Herring, Robinson-Sweet and Studebaker: Irresponsible investing

Last year, members of the Undergraduate Organizing Committee met several times with the Advisory Committee on Investor Responsibility (ACIR) both in public and private to ask for action regarding Yale’s considerable investment in HEI Hotels & Resorts. So far, nothing has been done.

HEI is a privately held owner and operator of 33 full-service hotels across the U.S. in which Yale has invested at least $120 million. When HEI takes over a hotel, it generates profit for itself, and therefore Yale, by dramatically reducing its operating expenses. This often includes extensive layoffs, leaving the remaining staff to shoulder all the work. Heavy workloads take a real toll on HEI workers’ bodies, who then often struggle to even afford health care. HEI has experimented with having housekeepers at some of its hotels clean up to 32 rooms a day. (To put this in perspective, union housekeepers typically clean 13 to 15 rooms.)

Workers at three HEI hotels have begun organizing with Unite Here, a union that represents many Yale employees. They have asked HEI to allow them to decide whether or not to form a union fairly, in an environment free of fear and intimidation. Thus far, HEI has refused. Pro-union workers have been interrogated, disciplined and even laid off. After months of being ignored by their employer, workers at two HEI hotels called for a consumer boycott.

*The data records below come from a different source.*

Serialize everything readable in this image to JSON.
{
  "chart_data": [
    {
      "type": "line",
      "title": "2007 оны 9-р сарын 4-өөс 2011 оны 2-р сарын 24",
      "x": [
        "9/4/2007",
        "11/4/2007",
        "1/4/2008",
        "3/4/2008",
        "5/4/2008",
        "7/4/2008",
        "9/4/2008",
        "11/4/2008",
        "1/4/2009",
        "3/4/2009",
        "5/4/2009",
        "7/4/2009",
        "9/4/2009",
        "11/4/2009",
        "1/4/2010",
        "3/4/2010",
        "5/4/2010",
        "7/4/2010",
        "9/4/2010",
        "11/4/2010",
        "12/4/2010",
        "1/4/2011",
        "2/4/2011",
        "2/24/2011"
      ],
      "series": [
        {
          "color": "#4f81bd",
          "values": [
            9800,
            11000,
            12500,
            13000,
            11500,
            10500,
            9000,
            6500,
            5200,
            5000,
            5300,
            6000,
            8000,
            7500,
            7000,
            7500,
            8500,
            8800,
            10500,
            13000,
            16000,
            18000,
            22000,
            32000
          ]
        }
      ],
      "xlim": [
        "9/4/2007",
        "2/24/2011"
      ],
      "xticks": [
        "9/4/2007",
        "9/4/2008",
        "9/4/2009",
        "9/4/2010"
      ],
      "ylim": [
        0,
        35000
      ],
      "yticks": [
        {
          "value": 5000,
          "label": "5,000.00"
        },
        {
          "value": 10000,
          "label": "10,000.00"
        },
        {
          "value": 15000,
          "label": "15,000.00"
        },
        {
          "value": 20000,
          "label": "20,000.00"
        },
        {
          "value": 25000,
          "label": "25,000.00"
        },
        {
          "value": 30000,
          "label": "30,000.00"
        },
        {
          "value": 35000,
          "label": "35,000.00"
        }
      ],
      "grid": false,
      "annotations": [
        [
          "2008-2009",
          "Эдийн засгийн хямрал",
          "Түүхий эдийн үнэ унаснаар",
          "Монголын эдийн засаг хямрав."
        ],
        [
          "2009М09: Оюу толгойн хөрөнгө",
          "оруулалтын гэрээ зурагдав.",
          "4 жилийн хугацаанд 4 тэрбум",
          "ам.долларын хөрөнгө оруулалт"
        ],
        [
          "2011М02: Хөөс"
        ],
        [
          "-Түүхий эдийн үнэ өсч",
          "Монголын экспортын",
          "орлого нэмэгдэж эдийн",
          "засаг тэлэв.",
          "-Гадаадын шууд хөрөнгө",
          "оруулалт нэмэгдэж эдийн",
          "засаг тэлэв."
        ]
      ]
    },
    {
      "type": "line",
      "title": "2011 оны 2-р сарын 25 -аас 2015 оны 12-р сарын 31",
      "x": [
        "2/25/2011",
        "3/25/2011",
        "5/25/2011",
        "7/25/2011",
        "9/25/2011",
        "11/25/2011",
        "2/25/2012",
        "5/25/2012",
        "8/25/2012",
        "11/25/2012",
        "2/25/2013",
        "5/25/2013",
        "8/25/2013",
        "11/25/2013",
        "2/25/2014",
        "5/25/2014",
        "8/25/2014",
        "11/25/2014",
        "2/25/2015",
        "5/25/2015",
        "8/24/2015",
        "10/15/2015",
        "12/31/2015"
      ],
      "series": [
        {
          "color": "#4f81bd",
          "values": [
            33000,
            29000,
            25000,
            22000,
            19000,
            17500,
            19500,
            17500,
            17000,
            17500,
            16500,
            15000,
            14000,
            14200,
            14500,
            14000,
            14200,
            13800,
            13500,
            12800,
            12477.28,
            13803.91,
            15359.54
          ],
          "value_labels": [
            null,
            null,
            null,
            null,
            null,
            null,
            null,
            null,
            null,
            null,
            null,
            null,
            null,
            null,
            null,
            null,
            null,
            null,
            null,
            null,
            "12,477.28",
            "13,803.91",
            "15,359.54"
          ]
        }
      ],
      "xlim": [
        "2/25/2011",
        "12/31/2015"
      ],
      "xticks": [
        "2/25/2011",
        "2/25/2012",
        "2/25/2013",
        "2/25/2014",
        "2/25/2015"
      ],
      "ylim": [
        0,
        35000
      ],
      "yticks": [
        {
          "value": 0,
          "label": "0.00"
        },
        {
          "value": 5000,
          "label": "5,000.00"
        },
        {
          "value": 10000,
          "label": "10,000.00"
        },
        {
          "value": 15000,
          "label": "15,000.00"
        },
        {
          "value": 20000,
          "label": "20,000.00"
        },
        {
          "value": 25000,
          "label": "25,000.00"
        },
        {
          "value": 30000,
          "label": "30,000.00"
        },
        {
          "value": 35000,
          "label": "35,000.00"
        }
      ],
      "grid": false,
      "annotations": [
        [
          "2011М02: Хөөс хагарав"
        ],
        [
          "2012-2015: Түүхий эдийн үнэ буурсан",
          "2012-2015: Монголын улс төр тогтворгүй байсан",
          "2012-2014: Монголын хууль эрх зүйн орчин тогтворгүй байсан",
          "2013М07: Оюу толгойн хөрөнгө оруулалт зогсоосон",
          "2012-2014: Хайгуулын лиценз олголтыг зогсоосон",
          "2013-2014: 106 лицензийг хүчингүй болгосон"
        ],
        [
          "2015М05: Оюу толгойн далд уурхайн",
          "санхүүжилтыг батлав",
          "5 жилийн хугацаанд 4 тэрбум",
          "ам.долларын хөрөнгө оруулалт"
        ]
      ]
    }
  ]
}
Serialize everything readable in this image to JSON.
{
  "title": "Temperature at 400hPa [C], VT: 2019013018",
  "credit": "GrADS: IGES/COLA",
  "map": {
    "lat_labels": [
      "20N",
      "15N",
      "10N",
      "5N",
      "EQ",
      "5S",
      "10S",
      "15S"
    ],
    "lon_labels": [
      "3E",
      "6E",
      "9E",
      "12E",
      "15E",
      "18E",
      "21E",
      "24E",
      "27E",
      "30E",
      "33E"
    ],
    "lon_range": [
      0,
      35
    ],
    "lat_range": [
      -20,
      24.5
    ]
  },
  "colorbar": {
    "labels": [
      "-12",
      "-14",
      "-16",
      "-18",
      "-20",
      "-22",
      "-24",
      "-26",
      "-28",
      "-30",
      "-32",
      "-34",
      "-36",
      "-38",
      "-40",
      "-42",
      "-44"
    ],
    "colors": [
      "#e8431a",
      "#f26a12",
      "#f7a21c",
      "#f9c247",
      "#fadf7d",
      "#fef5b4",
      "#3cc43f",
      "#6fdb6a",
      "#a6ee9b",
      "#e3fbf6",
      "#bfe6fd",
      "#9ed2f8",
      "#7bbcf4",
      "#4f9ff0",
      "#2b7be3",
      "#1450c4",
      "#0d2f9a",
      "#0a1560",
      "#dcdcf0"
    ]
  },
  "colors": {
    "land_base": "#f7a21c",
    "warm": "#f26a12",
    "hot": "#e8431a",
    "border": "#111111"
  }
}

As a principal investor in this company and as a university committed to ethical investing, it is Yale’s duty to let HEI know that if it wants to continue receiving investments from Yale, it must live up to basic standards of social responsibility.

The ACIR was formed in the 1970s for this express purpose — for members of the Yale community to raise ethical concerns regarding Yale’s investments. The UOC presented its concerns to the committee on numerous occasions hoping that the ACIR would respond to our concerns by sending a letter to HEI expressing displeasure with their anti-worker stance and asking the company to recognize its workers’ right to organize with card-check neutrality.

Instead, after a year of meetings, the ACIR sent members an e-mail during summer break saying they would be taking no action.

The ACIR claimed that they “were unable to substantiate any unfair or inappropriate labor practices on HEI’s part.” Yet, workers have personally testified on Yale’s campus that HEI management has, in fact, mistreated them. We are perplexed by the ACIR’s trust in the word of a few hotel managers over the many personal worker testimonies with which we supplied them. The ACIR, for instance, “saw no evidence” that Elizabeth Martinez, an HEI employee who spoke at Brown and Harvard, had been interrogated because of her campus visits. What else do you call it when managers spend an hour questioning an employee about a trip she made on her personal time to tell students about her attempts to organize?

The ACIR noted that, at the time of their letter, workers had filed no complaints against HEI with the National Labor Relations Board. The NLRB, however, has begun investigating complaints against HEI. Moreover, the ACIR has tried to skirt the issue by saying that HEI workers have the option of forming a union through a National Labor Relations Act secret ballot election. But under the NLRA, employees are not protected from company-run anti-union campaigns. A fairer alternative, therefore, is the card-check neutrality agreement — a route HEI workers have asked for but which HEI refuses to recognize. The ACIR, however, chose not to push HEI to recognize card-check neutrality, saying that the Employee Free Choice Act, which would make it mandatory for companies to card-check neutrality agreements, was still being considered by congress.

Yale cannot in good conscience ignore the anti-worker actions of this company. The evidence is there: A recently-filed LM-10 form shows that the company has spent over $98,000 on a union-busting firm. HEI workers cannot wait while congress and the ACIR sit by idly.

Because the committee has been unresponsive, we find ourselves with no option but to bring our call for action directly to our fellow students and Yale’s administration.

Mac Herring is a sophomore in Berkeley College; Anna Robinson-Sweet and Luke Studebaker are juniors in Davenport and Timothy Dwight Colleges, respectively. They are members of the Undergraduate Organizing Committee.